JAひだ青年部高原地区の仲間と。地元の子どもたちへの食農教育や、JA祭への出店、視察研修などの活動をしている

まずはやってみること

 その一方、過疎の村をめざす若者の存在が、大きな励みになっていると、清水さんは言う。
「田舎暮らしをめざして移住し、就農した人もいます。そのほかにも、キャンプ場や観光牧場で働く人、ワラビ粉を作って生業にしたいと移住してきた人……彼らにとって、山之村は魅力がある場所だということですから」
 もちろん、そんな若者を冷ややかな目で見る人もいないわけではない。それでも、彼らに期待しないわけにはいかないと、清水さんは語気を強める。
「最初からうまくいかないことくらい、彼らだってわかっています。でもやってみなければ、なにも生まれない」
 清水さんは帰郷してから、年の近い仲間と新規移住者を交えて、夏至の日に「キャンドルナイト」という名のイベントを開いている。初めは4人で開いた“ただの飲み会”が、わずか3年で30人規模に膨れあがった。
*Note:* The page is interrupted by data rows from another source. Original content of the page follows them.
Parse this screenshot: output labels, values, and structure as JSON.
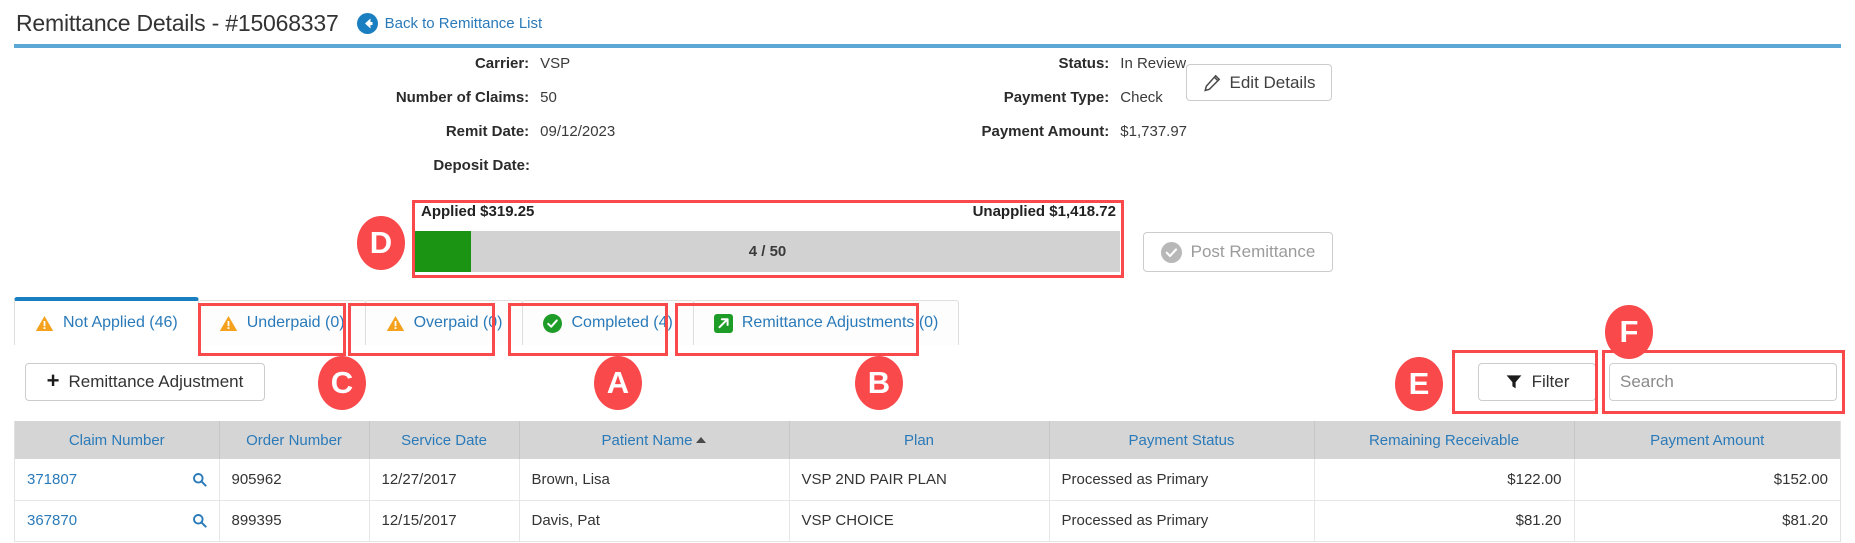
{
  "header": {
    "title": "Remittance Details - #15068337",
    "back_link": "Back to Remittance List",
    "back_icon": "back-arrow-circle-icon"
  },
  "details": {
    "left_column": [
      {
        "label": "Carrier:",
        "value": "VSP"
      },
      {
        "label": "Number of Claims:",
        "value": "50"
      },
      {
        "label": "Remit Date:",
        "value": "09/12/2023"
      },
      {
        "label": "Deposit Date:",
        "value": ""
      }
    ],
    "right_column": [
      {
        "label": "Status:",
        "value": "In Review"
      },
      {
        "label": "Payment Type:",
        "value": "Check"
      },
      {
        "label": "Payment Amount:",
        "value": "$1,737.97"
      }
    ],
    "edit_details_button": "Edit Details",
    "edit_details_icon": "pencil-icon"
  },
  "applied_panel": {
    "applied_label": "Applied $319.25",
    "unapplied_label": "Unapplied $1,418.72",
    "progress_text": "4 / 50",
    "progress_current": 4,
    "progress_total": 50,
    "progress_percent": 8,
    "fill_color": "#1a9412",
    "track_color": "#d2d2d2"
  },
  "post_remittance": {
    "label": "Post Remittance",
    "icon": "check-circle-icon",
    "disabled": true
  },
  "tabs": [
    {
      "label": "Not Applied (46)",
      "icon": "warning-triangle-icon",
      "active": true
    },
    {
      "label": "Underpaid (0)",
      "icon": "warning-triangle-icon",
      "active": false
    },
    {
      "label": "Overpaid (0)",
      "icon": "warning-triangle-icon",
      "active": false
    },
    {
      "label": "Completed (4)",
      "icon": "check-circle-green-icon",
      "active": false
    },
    {
      "label": "Remittance Adjustments (0)",
      "icon": "arrow-out-box-icon",
      "active": false
    }
  ],
  "toolbar": {
    "remittance_adjustment_label": "Remittance Adjustment",
    "remittance_adjustment_icon": "plus-icon",
    "filter_label": "Filter",
    "filter_icon": "funnel-icon",
    "search_placeholder": "Search",
    "search_value": ""
  },
  "table": {
    "columns": [
      "Claim Number",
      "Order Number",
      "Service Date",
      "Patient Name",
      "Plan",
      "Payment Status",
      "Remaining Receivable",
      "Payment Amount"
    ],
    "sorted_column": "Patient Name",
    "sort_direction": "asc",
    "rows": [
      {
        "claim_number": "371807",
        "order_number": "905962",
        "service_date": "12/27/2017",
        "patient_name": "Brown, Lisa",
        "plan": "VSP 2ND PAIR PLAN",
        "payment_status": "Processed as Primary",
        "remaining_receivable": "$122.00",
        "payment_amount": "$152.00"
      },
      {
        "claim_number": "367870",
        "order_number": "899395",
        "service_date": "12/15/2017",
        "patient_name": "Davis, Pat",
        "plan": "VSP CHOICE",
        "payment_status": "Processed as Primary",
        "remaining_receivable": "$81.20",
        "payment_amount": "$81.20"
      }
    ],
    "row_search_icon": "magnifier-icon"
  },
  "annotations": {
    "color": "#f9494b",
    "badges": [
      {
        "letter": "A"
      },
      {
        "letter": "B"
      },
      {
        "letter": "C"
      },
      {
        "letter": "D"
      },
      {
        "letter": "E"
      },
      {
        "letter": "F"
      }
    ]
  }
}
東京や名古屋に出て行った幼なじみが、わざわざ帰省して参加するようになったからだ。
「全国的に人口が減少しているわけだから、ぼくたちはそれ以上のがんばりを見せないといけないでしょう。それと、ぼくらは楽しくやっている。そんな雰囲気が、だんだん伝わっていけばいいのかなと思っています」
 この村が好きだからと、清水さんは言う。子どもたちの笑い声が絶えない村に、出て行った仲間が、いつかは帰ってきたいと思える村に──。

挑戦してこその達成感

 清水さんはそんな思いを、JA全国青年大会で発表し、最優秀となるJA全中会長賞に輝いた。全国大会の直前、最後のリハーサルとして選んだのは、山之村で開かれた「雪上運動会」だったという。
「地元の知っているみんなの前で発表するのが、いちばん緊張しますからね」
 そこには、お世話になっているパート従業員の姿もあった。そして、山之村以外の集落に住む、JAひだ青年部高原地区の仲間の姿もあった。
「発表をすることになっても、初めは及び腰でした。でも14人という少人数の地区なので、だれかがやらなければ、活動は成り立ちませんから」
 と、清水さんは苦笑し、仲間への感謝をこう述べる。
「振り返ると、発表することが決まってから、県や東海北陸ブロックの大会をはじめ、打ち合わせなどで本部のある高山市に行ったり、岐阜市に行ったりもしました。その道中の車や電車の中や、飲み会での話の一つ一つが宝物です。会話しやすい雰囲気が自然とできて、とても心地よかった」
 最優秀という結果だったこともあるが、挑戦しない人に、達成感は味わえない。清水さんは最後にそう言った。そのまなざしは、山之村への思いを語るときと同じものだった。(2016年4月取材)


しみず・たくや
1977年岐阜県神岡町(現・飛騨市)生まれ。県立船津高校(現・飛騨神岡高校)を卒業後、高山市で木工や警備関係の会社に勤務。2012年に帰郷して就農。夏どりホウレンソウ1haと、ダイコン30aを生産する。妻と長女、次女、両親、祖母の7人家族。